Только когда Зинева мать села в бричку, Яша понял, что сделал глупость - не надо было ему впутываться в эту историю, подвергать себя риску. Но теперь уже лошадей не бросишь и Тормазаниху из брички не высадишь. "Эх, попадет мне от Владимира Александровича, по самую завязку попадет!" И тут же вспомнил горькие слова старого Тормазана: "Был Зинь жив - всем был нужен, а теперь…" и мольбу извозчика: "Загубишь коней - сирот оголодишь!.." Яша стеганул кнутом по коням:
- Но, дохлые!
Кто-то на улице после комендантского часа ударил Зиновия Тормазана камнем по голове. Полицейские нашли его в луже крови. Документов при Зине не обнаружили, в сознание он не приходил, так двое суток и провалялся среди неопознанных тел, пока знакомый полицейский не признал. Этот же полицейский и подошел к бричке, как только она подъехала к участку.
Яше показалось, что полицейский ждал бричку. Он даже не дал ей остановиться, на ходу вскочил на подножку так, что рессоры прогнулись, и бричка мягко накренилась, как шлюпка на воде.
- Поезжай мимо, парень. Здесь останавливаться конному транспорту запрещено, - громко сказал он Яше, отбирая из рук вожжи.

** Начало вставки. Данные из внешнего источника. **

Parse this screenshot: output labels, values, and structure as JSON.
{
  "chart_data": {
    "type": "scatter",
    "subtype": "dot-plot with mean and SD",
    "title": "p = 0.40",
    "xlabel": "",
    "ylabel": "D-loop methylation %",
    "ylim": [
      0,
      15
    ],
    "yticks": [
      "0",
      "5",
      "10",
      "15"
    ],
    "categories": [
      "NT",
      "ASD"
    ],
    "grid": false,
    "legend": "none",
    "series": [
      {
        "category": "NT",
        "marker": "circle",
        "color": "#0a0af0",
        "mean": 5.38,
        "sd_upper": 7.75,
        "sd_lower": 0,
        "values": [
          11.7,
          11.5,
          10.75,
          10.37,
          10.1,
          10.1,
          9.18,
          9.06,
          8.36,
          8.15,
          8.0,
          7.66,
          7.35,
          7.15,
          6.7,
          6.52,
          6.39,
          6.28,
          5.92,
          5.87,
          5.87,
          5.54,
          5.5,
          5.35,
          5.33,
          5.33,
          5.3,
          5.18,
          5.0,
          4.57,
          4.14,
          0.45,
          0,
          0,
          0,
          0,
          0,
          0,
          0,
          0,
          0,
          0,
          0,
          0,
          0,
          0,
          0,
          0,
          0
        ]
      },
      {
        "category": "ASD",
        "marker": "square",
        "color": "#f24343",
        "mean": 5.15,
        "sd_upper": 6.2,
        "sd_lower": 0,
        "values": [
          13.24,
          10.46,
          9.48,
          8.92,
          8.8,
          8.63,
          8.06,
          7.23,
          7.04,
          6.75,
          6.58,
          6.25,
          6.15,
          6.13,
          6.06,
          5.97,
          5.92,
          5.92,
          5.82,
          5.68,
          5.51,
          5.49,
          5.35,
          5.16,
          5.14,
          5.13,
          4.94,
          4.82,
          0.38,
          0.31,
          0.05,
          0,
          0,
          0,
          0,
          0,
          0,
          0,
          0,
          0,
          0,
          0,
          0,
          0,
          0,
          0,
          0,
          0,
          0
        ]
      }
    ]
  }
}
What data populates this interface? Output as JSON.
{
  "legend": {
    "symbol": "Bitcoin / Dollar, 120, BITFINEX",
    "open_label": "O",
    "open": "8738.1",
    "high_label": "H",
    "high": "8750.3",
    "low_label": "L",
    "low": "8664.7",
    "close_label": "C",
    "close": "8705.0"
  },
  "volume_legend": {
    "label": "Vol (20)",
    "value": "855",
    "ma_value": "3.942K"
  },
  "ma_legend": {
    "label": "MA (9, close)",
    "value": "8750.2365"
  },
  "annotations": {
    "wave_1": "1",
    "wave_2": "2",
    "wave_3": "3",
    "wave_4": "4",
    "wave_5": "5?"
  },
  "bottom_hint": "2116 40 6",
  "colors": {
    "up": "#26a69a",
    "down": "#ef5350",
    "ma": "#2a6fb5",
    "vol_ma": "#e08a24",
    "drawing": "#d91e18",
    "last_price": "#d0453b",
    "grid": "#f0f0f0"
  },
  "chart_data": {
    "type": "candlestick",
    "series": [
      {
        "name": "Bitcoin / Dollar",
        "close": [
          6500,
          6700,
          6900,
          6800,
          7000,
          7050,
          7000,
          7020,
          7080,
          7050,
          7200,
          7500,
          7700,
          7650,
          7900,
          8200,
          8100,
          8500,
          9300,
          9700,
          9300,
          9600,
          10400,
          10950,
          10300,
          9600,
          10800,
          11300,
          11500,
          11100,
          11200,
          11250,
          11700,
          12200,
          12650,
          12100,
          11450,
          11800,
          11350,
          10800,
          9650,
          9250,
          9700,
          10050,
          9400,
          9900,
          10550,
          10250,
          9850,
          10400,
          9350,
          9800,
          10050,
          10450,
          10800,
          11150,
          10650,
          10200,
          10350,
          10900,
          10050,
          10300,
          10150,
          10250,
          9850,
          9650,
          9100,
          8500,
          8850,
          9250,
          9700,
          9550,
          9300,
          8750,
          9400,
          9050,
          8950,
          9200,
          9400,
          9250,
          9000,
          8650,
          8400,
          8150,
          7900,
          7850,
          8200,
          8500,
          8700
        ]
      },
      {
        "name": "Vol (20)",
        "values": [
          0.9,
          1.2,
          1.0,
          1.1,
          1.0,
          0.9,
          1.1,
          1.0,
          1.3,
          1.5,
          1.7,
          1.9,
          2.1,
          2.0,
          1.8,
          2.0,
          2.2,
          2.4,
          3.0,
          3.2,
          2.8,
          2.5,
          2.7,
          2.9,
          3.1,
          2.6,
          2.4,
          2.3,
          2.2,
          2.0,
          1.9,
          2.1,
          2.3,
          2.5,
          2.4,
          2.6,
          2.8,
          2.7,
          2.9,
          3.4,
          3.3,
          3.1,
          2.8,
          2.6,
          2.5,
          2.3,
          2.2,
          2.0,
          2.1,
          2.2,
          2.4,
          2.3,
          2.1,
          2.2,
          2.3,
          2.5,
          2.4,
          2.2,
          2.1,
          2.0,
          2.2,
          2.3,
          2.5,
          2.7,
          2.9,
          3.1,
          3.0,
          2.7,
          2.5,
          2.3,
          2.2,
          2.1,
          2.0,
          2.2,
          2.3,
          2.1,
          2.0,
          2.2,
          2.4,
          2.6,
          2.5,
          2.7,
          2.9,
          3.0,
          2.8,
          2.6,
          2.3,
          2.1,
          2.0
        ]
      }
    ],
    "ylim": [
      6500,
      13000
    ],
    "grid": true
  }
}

- Она за телом сына, - показал Яша на убитую горем женщину, горбившуюся на заднем сиденье.
- Знаю.
Это был пожилой мужчина с рыбацким, выдубленным ветрами лицом и тусклыми глазами под колючими рыжими бровями. Такая же рыжая щетка усов прикрывала тонкие, плотно сомкнутые губы. Мышиного цвета полицейская униформа мешком сидела на его худом костистом теле. Когда отъехали с полквартала, полицейский, не глядя на Яшу, спросил:
- Якова Кондратьевича сын, что ли?
- Да.
- Не ввязывайся другой раз не в свое дело. Пусть Тормазаниха сама хлопочет, она - мать, пожилая женщина, с нее взятки гладки. А тебя, дурня, либо в полиции заставят работать, либо в Германию угонят.
- А где Зинь? - нетерпеливо спросил Яша.
- Зиновий жив. Сегодня очухался, в себя пришел. Теперь его матери не отдадут. Отправили в больницу на Херсонскую улицу. Туда без пропуску ходу нет, там все подследственные лежат. Пусть Тормазаниха прошение Борисову подаст на пропуск.